Let the Sky Fall

“You live there?” He points to the house ahead—or rather, what’s left of it.

A fire condemned it long before I stumbled across it. But the two and a half remaining walls—one of which still has a cracked glass window—along with the scorched support beams from the former roof give me enough space to hide. I draped fallen palm fronds across the beams to provide shade from the heat, and piled more on the ground to form a place to sleep. They aren’t nearly as soft as I’d like, but they’re good enough for nesting birds. I demand no better.

“Why? What’s wrong with that?” I ask, trying to understand his incredulous expression.

“I just should’ve guessed. I came here a couple times when I was a kid—but then I stopped because I was afraid it . . .”

He stops dead in his tracks.

I turn to face him, surprised at how pale he looks in the moonlight.

“I was afraid it’s haunted,” he says. “I heard whispers in the air, and sometimes the way the trees rustled, it seemed like there was a ghost.” He hesitates, like he’s trying to find the courage to ask his next question. “That was you, wasn’t it?”

I nod.

He backs away from me. “What are you?”

“I’m the same as you,” I say, treading lightly.

He laughs and the harsh sound slices the quiet night. “Please. I saw the way you floated in the air like that, and formed out of nothing and—”

“So you really did see me?” I ask, needing to hear him say it. I’ve waited so long for him to have the breakthrough, it’s still hard to believe it finally happened.

“Yeah. So don’t feed me that crap about you being human, because I know what I saw, and humans can’t do that.”

“Vane.” I wait for him to meet my eyes. “I never said anything about being human.”

He sucks in a breath. “So . . . you’re not human.”

“No.”

His face is a kaleidoscope of emotions. Relief. Doubt. Fear. Vindication.

I don’t say anything, waiting for him to make the last, most important connection.

I can almost hear the pieces click together in his brain.

His voice is barely audible when he finally speaks. “But you said you’re the same as me.”

I open my mouth to utter the words that will twist his world inside out and upside down, but my voice vanishes.

I’d give anything to forget who and what I am. To wake each morning not having to face what I must do. Or what I’ve done. Vane’s been living that kind of blissful ignorance for ten years. Oblivious to his responsibilities. Unaware of his role. Innocent to the overwhelming challenges he’ll face.

Now I’m about to strip that freedom away from him.

The guilt and regret nearly choke me.

But he needs to hear the truth. And I swore an oath that I’d tell him. So I square my shoulders and yank his universe out from under him.

“That’s right, Vane. I’m not human. And neither are you.”





CHAPTER 9


VANE


I can’t stop laughing.

I laugh so hard I scare bats out of the trees. My sides ache and I have to gasp for air and tears stream from the corners of my eyes. But what else am I supposed to do?

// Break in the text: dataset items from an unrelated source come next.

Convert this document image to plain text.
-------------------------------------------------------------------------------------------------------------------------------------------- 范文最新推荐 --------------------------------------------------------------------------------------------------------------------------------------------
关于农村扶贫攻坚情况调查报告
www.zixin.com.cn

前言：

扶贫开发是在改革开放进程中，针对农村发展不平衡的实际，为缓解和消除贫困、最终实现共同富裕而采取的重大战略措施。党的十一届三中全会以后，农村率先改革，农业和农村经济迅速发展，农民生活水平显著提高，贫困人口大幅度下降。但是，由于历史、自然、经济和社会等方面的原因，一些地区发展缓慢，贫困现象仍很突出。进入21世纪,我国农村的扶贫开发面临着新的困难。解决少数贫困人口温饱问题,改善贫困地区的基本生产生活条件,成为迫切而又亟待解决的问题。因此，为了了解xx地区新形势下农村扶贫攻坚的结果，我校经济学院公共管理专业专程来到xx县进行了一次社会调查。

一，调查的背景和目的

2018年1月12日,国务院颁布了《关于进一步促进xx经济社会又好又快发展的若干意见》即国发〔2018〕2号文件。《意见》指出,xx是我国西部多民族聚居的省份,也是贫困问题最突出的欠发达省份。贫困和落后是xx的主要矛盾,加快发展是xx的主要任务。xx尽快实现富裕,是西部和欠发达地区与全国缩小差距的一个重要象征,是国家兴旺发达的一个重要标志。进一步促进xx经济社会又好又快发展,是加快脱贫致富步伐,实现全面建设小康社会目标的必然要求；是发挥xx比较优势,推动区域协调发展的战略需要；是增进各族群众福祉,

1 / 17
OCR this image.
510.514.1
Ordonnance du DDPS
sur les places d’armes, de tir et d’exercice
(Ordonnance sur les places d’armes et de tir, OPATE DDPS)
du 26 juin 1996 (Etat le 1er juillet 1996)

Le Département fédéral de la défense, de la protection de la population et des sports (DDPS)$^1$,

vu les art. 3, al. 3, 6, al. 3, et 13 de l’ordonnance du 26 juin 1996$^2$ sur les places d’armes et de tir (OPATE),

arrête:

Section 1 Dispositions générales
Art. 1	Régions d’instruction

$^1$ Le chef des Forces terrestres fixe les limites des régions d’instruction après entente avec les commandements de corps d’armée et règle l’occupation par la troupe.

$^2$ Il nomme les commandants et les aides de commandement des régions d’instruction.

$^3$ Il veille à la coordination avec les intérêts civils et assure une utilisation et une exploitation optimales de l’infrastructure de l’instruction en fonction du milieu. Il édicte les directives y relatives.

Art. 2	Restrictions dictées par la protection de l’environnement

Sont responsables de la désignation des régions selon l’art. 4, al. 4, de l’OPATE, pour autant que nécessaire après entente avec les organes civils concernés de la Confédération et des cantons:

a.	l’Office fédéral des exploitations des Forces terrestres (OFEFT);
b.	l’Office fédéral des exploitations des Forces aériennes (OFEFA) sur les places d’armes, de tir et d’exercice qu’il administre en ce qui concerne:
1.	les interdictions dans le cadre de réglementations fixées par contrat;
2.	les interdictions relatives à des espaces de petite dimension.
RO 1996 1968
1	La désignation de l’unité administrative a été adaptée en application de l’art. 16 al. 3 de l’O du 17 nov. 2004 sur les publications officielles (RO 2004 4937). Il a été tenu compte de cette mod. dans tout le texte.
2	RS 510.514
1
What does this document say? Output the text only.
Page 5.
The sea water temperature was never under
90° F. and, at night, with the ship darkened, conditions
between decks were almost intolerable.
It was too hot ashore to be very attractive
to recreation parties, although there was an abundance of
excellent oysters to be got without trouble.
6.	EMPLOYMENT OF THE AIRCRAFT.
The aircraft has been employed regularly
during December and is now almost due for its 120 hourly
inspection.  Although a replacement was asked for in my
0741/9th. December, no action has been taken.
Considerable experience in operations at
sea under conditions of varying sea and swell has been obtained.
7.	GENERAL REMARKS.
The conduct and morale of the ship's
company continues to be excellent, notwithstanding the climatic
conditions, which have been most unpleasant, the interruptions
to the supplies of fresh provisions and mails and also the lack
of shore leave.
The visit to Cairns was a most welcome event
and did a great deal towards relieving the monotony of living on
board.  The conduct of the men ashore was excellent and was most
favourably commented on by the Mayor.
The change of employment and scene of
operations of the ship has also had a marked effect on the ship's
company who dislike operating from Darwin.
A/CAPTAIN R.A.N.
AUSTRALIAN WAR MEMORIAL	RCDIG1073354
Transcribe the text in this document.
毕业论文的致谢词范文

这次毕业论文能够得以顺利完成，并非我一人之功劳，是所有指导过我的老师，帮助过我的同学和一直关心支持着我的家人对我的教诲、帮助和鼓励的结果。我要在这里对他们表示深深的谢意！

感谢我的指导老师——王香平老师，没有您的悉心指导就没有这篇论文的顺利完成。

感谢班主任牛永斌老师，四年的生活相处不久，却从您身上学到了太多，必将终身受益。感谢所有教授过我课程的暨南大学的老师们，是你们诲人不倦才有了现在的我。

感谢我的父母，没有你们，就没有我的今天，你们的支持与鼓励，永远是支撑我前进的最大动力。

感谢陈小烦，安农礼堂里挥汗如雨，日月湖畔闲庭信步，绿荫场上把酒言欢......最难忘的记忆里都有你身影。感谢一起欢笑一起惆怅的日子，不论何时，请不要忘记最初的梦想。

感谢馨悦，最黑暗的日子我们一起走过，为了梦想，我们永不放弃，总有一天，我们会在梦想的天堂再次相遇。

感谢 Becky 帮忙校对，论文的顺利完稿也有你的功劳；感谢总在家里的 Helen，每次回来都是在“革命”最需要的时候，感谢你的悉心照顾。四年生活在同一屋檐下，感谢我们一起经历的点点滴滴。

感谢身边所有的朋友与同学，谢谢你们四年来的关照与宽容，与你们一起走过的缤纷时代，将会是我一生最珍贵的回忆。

This is officially entering new realms of crazy, and I refuse to be dragged there. I may not understand a few things about my life or my past, but I’m absolutely positive that I’m a human being. I mean, I look like everyone else. I feel like everyone else.

So does Audra.

Right—because she’s human too, I tell myself.

Psycho. But human.

I must’ve dreamed what I saw in my room. I’ve had plenty of other crazy dreams about Audra—why not one more?

That’s a good enough explanation for me.

“I’m out of here,” I say as I head back toward my house. “Get off our property—and stay away from me, or I’ll smack you with a restraining order so fast you won’t know what hit you.”

“I can’t do that, Vane.”

I ignore the chills I get when she says my name. “Yes, you can.”

She isn’t my dream girl. She’s a problem I’m getting rid of.

She doesn’t follow me. Instead, I hear her start whispering.

I don’t want to listen—fight to ignore her—but it feels like her voice bores into my skull. The sounds are mush, but after a second they sink in and become words.

“Come to me swiftly, carry no trace. Lift me softly, then flow and race.”

The words fill me with warmth and ache and I want to run to them and away from them at the same time. But I can’t move. I’m frozen—enchanted by the whispers swirling in my consciousness.

Enchanted.

“Are you putting a spell on me?” I yell, shaking my head, trying to break whatever voodoo she’s using.

She doesn’t answer.

Instead, a blast of wind tangles around me, and I learn what a fly feels as a spider binds it with a web. Among the chaos and torrential gusts I feel her arms wrap across my shoulders and an explosion of heat as her body presses against mine. Then we’re airborne.

I swear my stomach stays behind as we climb up and up and up. I have to keep popping my ears as we shift altitudes.